Pemetaan Titik Rawan dan Indikator Kerawanan
BPBD Provinsi Jawa Tengah bersama dengan BPBD kabupaten/kota terus melakukan asesmen lapangan untuk mengidentifikasi titik-titik rawan bencana di sepanjang Pantura. Hasil pemetaan sementara menunjukkan sejumlah segmen jalan yang rawan tergenang air rob, terutama di pesisir Kabupaten Brebes dan Kota Tegal. Sementara untuk ancaman longsor, kawasan perbukitan di selatan jalur Pantura seperti di wilayah Kabupaten Batang dan Pekalongan masuk dalam kategori waspada.
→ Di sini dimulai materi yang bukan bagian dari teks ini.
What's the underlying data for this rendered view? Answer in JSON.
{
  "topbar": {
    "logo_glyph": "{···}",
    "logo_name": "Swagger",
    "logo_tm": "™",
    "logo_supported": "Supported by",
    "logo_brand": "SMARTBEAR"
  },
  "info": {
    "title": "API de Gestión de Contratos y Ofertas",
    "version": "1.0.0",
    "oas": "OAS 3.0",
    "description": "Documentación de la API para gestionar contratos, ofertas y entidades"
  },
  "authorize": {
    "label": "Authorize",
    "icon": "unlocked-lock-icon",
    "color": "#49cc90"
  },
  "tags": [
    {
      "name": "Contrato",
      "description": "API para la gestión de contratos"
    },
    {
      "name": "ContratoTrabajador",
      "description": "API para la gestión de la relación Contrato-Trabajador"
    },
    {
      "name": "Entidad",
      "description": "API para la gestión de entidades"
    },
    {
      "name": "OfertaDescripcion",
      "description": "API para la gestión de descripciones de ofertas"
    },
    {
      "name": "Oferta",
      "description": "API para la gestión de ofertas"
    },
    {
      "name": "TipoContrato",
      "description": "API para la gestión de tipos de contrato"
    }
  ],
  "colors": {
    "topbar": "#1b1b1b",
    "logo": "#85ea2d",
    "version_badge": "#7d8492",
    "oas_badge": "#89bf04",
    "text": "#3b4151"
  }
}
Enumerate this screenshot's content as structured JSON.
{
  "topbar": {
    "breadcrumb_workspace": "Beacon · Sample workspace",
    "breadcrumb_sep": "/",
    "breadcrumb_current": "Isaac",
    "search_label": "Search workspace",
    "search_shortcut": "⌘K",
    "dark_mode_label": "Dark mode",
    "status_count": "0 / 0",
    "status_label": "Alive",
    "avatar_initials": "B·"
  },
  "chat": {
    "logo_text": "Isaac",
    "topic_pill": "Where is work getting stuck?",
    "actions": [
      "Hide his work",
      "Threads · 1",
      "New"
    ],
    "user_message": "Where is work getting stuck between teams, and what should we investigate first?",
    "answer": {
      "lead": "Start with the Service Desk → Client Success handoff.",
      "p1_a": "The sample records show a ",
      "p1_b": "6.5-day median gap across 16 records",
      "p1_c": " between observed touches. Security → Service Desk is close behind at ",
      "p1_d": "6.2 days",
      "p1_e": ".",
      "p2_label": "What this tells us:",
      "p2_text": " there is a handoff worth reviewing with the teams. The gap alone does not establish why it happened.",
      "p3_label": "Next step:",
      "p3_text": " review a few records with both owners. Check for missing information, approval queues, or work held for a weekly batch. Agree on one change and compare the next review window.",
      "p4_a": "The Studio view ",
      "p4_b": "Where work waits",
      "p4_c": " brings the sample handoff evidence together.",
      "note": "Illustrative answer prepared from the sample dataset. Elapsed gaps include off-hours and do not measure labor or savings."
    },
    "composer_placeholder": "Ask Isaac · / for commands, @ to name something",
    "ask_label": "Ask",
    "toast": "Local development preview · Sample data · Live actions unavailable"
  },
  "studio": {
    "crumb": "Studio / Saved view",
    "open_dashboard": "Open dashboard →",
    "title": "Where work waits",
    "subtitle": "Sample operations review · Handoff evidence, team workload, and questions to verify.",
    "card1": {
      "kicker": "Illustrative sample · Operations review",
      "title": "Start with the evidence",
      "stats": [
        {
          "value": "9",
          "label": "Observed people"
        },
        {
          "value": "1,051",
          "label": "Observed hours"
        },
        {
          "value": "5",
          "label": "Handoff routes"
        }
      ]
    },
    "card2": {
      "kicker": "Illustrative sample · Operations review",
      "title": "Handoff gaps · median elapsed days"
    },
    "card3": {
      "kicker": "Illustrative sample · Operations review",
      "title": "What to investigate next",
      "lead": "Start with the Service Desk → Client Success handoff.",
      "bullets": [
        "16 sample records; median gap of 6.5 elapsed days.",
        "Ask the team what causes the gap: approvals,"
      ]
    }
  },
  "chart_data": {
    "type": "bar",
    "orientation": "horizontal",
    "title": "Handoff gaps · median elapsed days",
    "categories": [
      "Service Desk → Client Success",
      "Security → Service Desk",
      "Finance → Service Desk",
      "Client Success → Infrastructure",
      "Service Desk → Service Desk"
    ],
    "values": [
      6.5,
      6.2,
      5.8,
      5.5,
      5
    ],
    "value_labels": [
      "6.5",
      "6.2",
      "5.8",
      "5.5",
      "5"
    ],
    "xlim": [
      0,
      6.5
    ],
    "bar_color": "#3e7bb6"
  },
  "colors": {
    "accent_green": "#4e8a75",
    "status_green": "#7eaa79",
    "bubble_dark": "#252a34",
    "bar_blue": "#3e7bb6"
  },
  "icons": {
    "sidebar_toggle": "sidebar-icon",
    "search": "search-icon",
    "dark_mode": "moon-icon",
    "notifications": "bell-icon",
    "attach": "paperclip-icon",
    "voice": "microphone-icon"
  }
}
Berdasarkan data yang dihimpun, beberapa indikator kerawanan yang menjadi perhatian utama antara lain:
- Ketinggian pasang air laut diprediksi mencapai 1,5 hingga 2 meter di beberapa titik pesisir.
- Curah hujan dengan intensitas lebat yang berpotensi memicu pergerakan tanah di daerah berbukit.
- Kondisi drainase yang kurang optimal di sejumlah ruas jalan nasional.
- Kepadatan lalu lintas yang tinggi pada musim mudik dan liburan meningkatkan risiko dampak bencana terhadap mobilitas.
Langkah Antisipasi dan Koordinasi Lintas Sektor
Untuk mengantisipasi hal tersebut, BPBD Jawa Tengah telah menyiapkan posko siaga di setiap kabupaten/kota rawan, lengkap dengan peralatan evakuasi dan logistik. Selain itu, lokasi pengungsian sementara di gedung-gedung milik pemerintah daerah dan fasilitas publik telah ditetapkan dan siap digunakan jika diperlukan. Koordinasi lintas sektor melibatkan Dinas Pekerjaan Umum, Dinas Perhubungan, TNI, Polri, serta relawan kebencanaan setempat. Upaya proaktif ini merupakan bagian dari strategi pemetaan kerawanan bencana berbasis wilayah guna meminimalkan dampak terhadap infrastruktur vital dan kelancaran lalu lintas perdagangan di jalur arteri utama Pulau Jawa.
Sebagai catatan strategis, pemerintah daerah diharapkan segera melakukan langkah-langkah mitigasi struktural dan non-struktural. Pada aspek struktural, perbaikan dan normalisasi saluran drainase di titik-titik rawan banjir rob perlu diprioritaskan, begitu pula pemasangan dinding penahan tanah di kawasan perbukitan yang rawan longsor. Dari sisi non-struktural, sosialisasi kepada masyarakat mengenai kesiapsiagaan bencana dan pembentukan desa tangguh bencana perlu diperkuat. Selain itu, pemetaan partisipatif dengan melibatkan komunitas lokal dapat meningkatkan akurasi data kerawanan wilayah. Langkah-langkah ini diharapkan mampu mengurangi risiko bencana dan memperkuat ketahanan daerah menghadapi ancaman hidrometeorologi di Jalur Pantura.